In scripture, God uses the image of fruit to depict the result of His work through us.
So when a Christ-follower says, “I want to see more fruit in my life,” he shows a desire to be used more effectively by God and to see more results of God’s work in him.
A tree is a helpful illustration (developed from Virgil Dugan (president of The Tijeras Foundation), that shows how God produces fruit in our lives.
A Tree’s Roots: Faith
When a tree’s root system is healthy and strong, the tree yields a larger harvest. Arborists – tree experts – understand that a tree’s roots extend deep into the soil and beyond the base of the trunk. That is why in order to get the most fruit, arborists feed tree roots at the furthest extension of the leaf canopy.
Your faith is like a tree’s roots. In order to produce healthier (and more) spiritual fruit, your faith must be deep and wide. God feeds your faith the most at the points where you are extended and stretched, away from where you are usually centered – whether during a specific season of challenge or in a particular life area where you may not be comfortable. To produce more spiritual fruit, stretch your faith.
A Tree’s Trunk: Hope
A sapling’s trunk is slender. It strengthens as the tree’s branches reach up towards the sun and grow, but not when the trunk bends or is compromised by conditions.
Hope is not derived from studying current events or by bending to the world’s ways of approaching problems. Both are limiting. Instead, true hope looks upward to what God will do and what He will reveal. It is this attitude of expectation that brings pleasure to God: “The Lord delights in those who fear him, who put their hope in his unfailing love” (Psalm 147:11, NIV). Hope grows stronger the more you focus on how God is operating in the lives of His people and the more you consider what He will do. To produce more spiritual fruit, focus your expectations on God’s movement.
A Tree’s Fruit: Love
An orange tree takes 5-7 years to produce its first crop of citrus … a pecan tree needs up to 15 years to yield nuts … an oak tree may be 20-30 years old before its first acorn drops to the ground. A healthy harvest can take time.
But a tree without fruit is incomplete. Fruit is worth the wait.

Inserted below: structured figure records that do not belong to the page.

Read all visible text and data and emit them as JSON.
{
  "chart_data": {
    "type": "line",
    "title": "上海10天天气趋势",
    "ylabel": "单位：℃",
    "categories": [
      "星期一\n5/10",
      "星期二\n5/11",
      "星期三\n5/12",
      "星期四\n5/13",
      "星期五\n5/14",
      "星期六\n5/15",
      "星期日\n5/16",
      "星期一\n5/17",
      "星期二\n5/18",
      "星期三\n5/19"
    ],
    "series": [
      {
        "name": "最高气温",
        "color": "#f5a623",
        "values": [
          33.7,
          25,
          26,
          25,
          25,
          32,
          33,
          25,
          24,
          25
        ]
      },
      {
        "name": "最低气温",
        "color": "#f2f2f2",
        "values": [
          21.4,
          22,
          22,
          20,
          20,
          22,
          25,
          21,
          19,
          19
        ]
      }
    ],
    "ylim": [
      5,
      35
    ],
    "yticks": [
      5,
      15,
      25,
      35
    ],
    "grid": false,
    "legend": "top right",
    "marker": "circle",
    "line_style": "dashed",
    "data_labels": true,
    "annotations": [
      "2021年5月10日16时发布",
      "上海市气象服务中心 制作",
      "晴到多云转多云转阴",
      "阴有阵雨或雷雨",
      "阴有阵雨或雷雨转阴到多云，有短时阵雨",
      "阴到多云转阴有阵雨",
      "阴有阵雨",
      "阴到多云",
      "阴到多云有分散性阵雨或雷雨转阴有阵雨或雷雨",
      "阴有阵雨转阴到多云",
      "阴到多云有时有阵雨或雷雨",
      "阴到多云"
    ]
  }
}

Likewise, a Christian life without the fruit of love is incomplete. It can be easy to become satisfied living the Christian life stuck in faith and hope, especially if love for others is a long time coming. Comfortable spirituality is our human default mode.

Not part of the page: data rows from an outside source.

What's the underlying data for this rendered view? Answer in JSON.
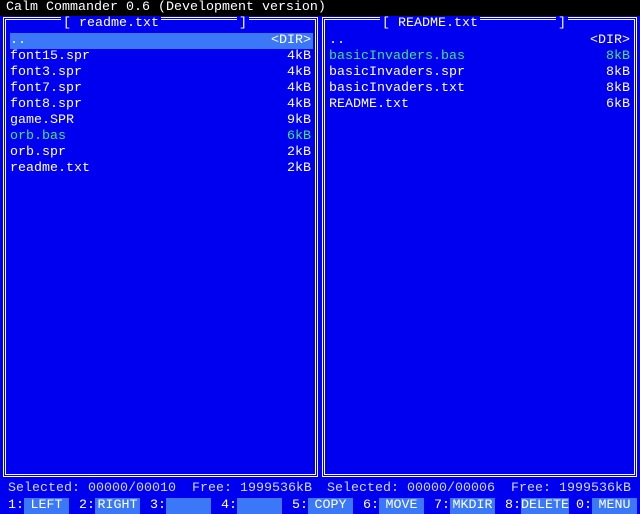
{
  "title": "Calm Commander 0.6 (Development version)",
  "panels": [
    {
      "title": "[ readme.txt",
      "title_end": "]",
      "active": true,
      "rows": [
        {
          "name": "..",
          "size": "<DIR>",
          "selected": true
        },
        {
          "name": "font15.spr",
          "size": "4kB"
        },
        {
          "name": "font3.spr",
          "size": "4kB"
        },
        {
          "name": "font7.spr",
          "size": "4kB"
        },
        {
          "name": "font8.spr",
          "size": "4kB"
        },
        {
          "name": "game.SPR",
          "size": "9kB"
        },
        {
          "name": "orb.bas",
          "size": "6kB",
          "color": "green"
        },
        {
          "name": "orb.spr",
          "size": "2kB"
        },
        {
          "name": "readme.txt",
          "size": "2kB"
        }
      ],
      "status": {
        "selected_label": "Selected:",
        "selected": "00000/00010",
        "free_label": "Free:",
        "free": "1999536kB"
      }
    },
    {
      "title": "[ README.txt",
      "title_end": "]",
      "active": false,
      "rows": [
        {
          "name": "..",
          "size": "<DIR>"
        },
        {
          "name": "basicInvaders.bas",
          "size": "8kB",
          "color": "green"
        },
        {
          "name": "basicInvaders.spr",
          "size": "8kB"
        },
        {
          "name": "basicInvaders.txt",
          "size": "8kB"
        },
        {
          "name": "README.txt",
          "size": "6kB"
        }
      ],
      "status": {
        "selected_label": "Selected:",
        "selected": "00000/00006",
        "free_label": "Free:",
        "free": "1999536kB"
      }
    }
  ],
  "function_keys": [
    {
      "key": "1:",
      "label": "LEFT"
    },
    {
      "key": "2:",
      "label": "RIGHT"
    },
    {
      "key": "3:"
    },
    {
      "key": "4:"
    },
    {
      "key": "5:",
      "label": "COPY"
    },
    {
      "key": "6:",
      "label": "MOVE"
    },
    {
      "key": "7:",
      "label": "MKDIR"
    },
    {
      "key": "8:",
      "label": "DELETE"
    },
    {
      "key": "0:",
      "label": "MENU"
    }
  ]
}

Less natural, but more productive, is perseverance. Paul tells us that of the Christ-like virtues, “the greatest of these is love” (1 Corinthians 13:13, NIV). Christ-like love is the culmination of a persistent faith and well-directed hope. To produce more spiritual fruit, persevere.
If you are eager to see more spiritual fruit in your life, feed your roots of faith – and others’ roots, too – where they are stretched. Look with hopeful expectation to God’s movement through other Christ-followers, rather than in the world.
And press on. As God uses you more, you’ll experience more love – more fruit – in your life.